そもそも、何が起こったかさえハッキリとわからない状況だ。
忍は全力で床を蹴り、教室を出て階段へと向かう。
授業中と言う事で、各教室から生徒達が数人ほど廊下に出ているものの、様子を確かめに行くのは教師のみ。
都合は良かった。
「おいっ、そこの生徒! 確認は先生達でやるから、君は……」
そんな制止の声を振り切り、三階へと到着。
既に廊下にも薄い黒煙が蔓延していたが、忍は左腕の袖で口元を抑えながら、躊躇なく煙の濃い右側へと走る。
そして――――
「……生徒会室……?」
煙の源となっている教室の特定に至った。
既に数名の教員が、ハンカチで口を押え、扉の前に立っている。
その周囲を、少し濃い煙が包んでおり、非日常の空間を生み出していた。
廊下側に窓はなく、中を確認できるのはドアガラスのみ。
とは言え、それも煙によって曇り、殆ど中の様子は見えない。

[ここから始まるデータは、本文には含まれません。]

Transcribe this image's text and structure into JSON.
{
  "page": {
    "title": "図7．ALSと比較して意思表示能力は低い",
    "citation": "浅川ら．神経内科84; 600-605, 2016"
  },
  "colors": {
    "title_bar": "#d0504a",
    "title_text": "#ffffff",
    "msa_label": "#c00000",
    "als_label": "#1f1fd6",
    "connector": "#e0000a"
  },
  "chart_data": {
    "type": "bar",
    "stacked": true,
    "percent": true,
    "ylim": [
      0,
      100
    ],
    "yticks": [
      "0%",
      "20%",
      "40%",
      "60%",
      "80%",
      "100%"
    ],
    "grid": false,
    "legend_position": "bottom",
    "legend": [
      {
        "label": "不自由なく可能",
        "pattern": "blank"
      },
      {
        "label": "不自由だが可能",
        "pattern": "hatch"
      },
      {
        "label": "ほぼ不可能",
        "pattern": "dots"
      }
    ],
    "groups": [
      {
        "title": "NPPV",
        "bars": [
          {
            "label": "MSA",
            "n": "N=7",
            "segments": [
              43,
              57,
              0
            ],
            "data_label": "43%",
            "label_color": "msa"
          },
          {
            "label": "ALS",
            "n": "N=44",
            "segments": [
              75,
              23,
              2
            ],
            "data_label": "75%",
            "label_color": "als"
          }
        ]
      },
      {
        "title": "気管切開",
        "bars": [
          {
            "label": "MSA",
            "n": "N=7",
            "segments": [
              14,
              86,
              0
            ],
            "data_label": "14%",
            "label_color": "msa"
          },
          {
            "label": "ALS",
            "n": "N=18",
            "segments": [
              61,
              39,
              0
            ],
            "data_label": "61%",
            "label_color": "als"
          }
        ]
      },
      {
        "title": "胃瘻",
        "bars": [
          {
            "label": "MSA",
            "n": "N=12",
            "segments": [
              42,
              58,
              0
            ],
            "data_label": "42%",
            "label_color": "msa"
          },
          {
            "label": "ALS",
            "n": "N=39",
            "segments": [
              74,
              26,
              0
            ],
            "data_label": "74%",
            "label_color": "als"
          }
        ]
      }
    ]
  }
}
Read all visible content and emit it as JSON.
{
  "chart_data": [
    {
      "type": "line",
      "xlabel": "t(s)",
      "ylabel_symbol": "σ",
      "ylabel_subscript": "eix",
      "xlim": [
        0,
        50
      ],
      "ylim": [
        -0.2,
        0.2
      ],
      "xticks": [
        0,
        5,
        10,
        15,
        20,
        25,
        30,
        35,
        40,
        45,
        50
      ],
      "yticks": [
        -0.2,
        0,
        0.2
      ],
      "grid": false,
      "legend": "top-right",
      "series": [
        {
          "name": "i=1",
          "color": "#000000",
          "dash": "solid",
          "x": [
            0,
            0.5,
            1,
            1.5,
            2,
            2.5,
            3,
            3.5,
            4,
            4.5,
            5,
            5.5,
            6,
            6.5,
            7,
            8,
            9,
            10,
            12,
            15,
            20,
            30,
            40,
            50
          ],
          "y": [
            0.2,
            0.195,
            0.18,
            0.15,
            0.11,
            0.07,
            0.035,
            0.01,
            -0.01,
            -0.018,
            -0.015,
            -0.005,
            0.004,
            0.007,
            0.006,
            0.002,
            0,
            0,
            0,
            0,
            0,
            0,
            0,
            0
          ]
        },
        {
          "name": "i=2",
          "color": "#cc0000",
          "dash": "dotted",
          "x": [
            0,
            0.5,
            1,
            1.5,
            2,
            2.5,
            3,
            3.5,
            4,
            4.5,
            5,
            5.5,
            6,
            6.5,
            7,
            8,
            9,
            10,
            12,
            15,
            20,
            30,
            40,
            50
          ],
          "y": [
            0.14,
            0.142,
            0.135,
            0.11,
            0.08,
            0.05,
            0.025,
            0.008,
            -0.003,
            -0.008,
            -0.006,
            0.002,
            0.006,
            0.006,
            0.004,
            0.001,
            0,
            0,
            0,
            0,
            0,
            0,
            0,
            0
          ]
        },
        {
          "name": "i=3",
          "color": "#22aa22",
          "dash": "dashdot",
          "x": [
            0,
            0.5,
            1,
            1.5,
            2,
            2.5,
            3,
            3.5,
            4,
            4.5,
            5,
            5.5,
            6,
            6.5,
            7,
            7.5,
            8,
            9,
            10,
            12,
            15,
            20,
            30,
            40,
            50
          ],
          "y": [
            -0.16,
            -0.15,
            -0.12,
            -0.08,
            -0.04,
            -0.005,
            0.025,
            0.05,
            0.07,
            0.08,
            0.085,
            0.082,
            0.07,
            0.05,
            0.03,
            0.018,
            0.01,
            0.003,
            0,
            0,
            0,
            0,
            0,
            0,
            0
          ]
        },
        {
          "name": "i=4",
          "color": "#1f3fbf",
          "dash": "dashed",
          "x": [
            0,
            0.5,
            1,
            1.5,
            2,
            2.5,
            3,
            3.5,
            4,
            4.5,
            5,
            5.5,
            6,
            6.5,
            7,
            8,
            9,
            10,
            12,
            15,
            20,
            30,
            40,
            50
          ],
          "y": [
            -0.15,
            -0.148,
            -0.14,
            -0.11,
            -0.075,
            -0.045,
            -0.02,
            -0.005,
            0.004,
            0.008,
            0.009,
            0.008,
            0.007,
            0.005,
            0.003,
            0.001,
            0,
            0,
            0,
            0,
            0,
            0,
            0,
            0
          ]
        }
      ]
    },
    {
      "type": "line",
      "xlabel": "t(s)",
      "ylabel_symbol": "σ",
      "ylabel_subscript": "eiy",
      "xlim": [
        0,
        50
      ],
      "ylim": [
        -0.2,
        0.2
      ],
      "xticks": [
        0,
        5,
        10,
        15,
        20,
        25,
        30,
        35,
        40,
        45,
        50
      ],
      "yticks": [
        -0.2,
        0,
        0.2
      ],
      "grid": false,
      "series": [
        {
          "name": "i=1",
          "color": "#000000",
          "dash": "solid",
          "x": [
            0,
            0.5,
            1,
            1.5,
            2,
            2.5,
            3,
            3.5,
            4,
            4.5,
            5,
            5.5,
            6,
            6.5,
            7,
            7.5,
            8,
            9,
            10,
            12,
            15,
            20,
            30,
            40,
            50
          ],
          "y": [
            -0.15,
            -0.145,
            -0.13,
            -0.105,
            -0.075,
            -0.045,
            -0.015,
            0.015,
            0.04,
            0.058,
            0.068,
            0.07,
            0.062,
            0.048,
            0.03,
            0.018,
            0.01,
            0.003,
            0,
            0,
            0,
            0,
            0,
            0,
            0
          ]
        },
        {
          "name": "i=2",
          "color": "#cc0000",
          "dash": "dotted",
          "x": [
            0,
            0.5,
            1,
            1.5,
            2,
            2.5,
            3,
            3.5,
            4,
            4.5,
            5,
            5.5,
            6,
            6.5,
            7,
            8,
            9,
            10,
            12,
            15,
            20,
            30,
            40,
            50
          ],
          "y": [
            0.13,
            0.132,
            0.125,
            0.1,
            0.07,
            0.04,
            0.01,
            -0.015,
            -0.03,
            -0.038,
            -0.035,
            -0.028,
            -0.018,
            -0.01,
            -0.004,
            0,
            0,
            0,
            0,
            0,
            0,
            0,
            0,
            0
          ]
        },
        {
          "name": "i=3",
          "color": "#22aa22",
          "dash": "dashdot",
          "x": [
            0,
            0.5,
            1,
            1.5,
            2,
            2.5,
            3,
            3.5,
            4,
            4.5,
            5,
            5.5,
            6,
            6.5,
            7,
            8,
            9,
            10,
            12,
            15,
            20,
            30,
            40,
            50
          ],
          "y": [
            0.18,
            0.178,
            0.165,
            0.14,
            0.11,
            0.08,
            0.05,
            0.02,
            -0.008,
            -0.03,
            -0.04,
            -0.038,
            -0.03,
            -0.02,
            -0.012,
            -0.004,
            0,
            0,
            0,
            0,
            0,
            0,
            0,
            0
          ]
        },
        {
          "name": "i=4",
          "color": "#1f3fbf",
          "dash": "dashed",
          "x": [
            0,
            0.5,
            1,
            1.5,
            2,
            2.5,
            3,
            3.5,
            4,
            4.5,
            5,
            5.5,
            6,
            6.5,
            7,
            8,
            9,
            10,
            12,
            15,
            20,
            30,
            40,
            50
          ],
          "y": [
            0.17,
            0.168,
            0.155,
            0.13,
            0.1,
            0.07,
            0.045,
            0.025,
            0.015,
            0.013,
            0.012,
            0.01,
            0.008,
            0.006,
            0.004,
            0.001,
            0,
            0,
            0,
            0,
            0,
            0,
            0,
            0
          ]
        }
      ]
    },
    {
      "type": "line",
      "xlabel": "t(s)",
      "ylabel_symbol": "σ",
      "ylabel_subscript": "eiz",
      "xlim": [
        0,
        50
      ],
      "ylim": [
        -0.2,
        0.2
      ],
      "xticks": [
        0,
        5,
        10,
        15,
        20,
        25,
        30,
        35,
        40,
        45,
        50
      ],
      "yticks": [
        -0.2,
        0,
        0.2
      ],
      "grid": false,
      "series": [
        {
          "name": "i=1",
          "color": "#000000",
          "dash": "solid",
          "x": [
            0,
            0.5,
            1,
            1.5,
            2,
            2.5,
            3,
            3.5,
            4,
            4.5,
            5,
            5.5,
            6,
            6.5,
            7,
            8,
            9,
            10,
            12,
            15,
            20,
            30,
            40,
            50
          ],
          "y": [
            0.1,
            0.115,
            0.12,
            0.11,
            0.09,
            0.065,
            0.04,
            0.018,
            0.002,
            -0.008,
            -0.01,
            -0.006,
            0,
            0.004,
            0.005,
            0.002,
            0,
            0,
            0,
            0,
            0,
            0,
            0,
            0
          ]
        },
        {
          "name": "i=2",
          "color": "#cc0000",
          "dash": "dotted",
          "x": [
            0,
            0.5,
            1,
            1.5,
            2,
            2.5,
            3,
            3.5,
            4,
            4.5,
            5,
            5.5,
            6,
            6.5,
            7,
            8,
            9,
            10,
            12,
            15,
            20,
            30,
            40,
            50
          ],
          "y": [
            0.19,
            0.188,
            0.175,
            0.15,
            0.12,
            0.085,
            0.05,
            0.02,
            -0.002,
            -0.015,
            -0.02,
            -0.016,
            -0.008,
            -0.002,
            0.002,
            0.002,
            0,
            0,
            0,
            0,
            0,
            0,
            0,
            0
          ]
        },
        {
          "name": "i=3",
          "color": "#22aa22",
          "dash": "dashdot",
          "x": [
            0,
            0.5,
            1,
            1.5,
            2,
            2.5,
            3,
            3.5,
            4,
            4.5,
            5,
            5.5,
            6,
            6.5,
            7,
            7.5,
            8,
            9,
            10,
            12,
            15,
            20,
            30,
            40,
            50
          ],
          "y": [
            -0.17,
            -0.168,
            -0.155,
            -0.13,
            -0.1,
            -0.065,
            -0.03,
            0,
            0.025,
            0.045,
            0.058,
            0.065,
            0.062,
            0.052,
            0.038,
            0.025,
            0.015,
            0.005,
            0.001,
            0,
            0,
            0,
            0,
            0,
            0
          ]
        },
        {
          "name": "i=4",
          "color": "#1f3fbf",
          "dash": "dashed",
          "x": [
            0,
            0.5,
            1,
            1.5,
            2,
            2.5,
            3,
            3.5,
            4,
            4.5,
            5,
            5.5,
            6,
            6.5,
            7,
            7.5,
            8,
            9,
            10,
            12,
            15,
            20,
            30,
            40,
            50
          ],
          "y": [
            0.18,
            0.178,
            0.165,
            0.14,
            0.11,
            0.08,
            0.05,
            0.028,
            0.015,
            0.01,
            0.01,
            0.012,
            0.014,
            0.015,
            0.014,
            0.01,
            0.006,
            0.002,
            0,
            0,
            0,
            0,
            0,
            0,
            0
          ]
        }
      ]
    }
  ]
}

ただ、火が上がっている様子もない。
「開けないんですか?」
口に袖を当てたまま、忍は誰にともなく問う。
反応した教員の中の一人は、険しい顔で首を横に振った。
「今開けると、煙が一気に外へ出てくる! 一酸化炭素中毒や酸素欠乏症の可能性が……」
「だったら尚更開けないと、中にいる人がヤバいでしょうが!」
「う……」
中に誰がいるか――――それは忍にもわからない。
だが、現在の状況、そして今日と言う日の傾向を考慮した場合、ここに忍の関係者がいる可能性は、決して低くはない。
その危機感が、忍の足を扉の前まで進ませた。
「体勢を低くして下さい! 開けますよ!」
煙は上へと登る。
当然、下の方が濃度は低い。
シナリオライター志望であれば、当然知っている知識。
忍の言葉に従い、教員達は皆頭を低くした。
そして――――
「オラァァァァァァァァァァァァ!」
扉を蹴破る。
――――オカマが。
「大の大人がガン首揃えて何尻込みしとんじゃボケコラぁ! とっとと中を確認しろやカスどもコラぁ!」
担任のオカマは、黒煙をものともせず、自身が粉砕した扉を踏みながら、吠える。
忍はそんなキレた化物の足下をそーっと這い、中へと入った。
見せ場を盗られた感はあったものの、煙が外へ逃げた事で、中は次第に輪郭を帯びてくる。
そこには――――人が数人、倒れていた。
「おいっ、しっかりしろ!」
左腕で口を塞いだまま、姿勢を少し上げて叫ぶ――――が、返事はない。
忍は一番手前の、俯せに倒れた人物の襟首を掴み、横顔を確認する。
そこには――――
「……ったく!」
反射的にそう叫びたくなるような人物の顔があった。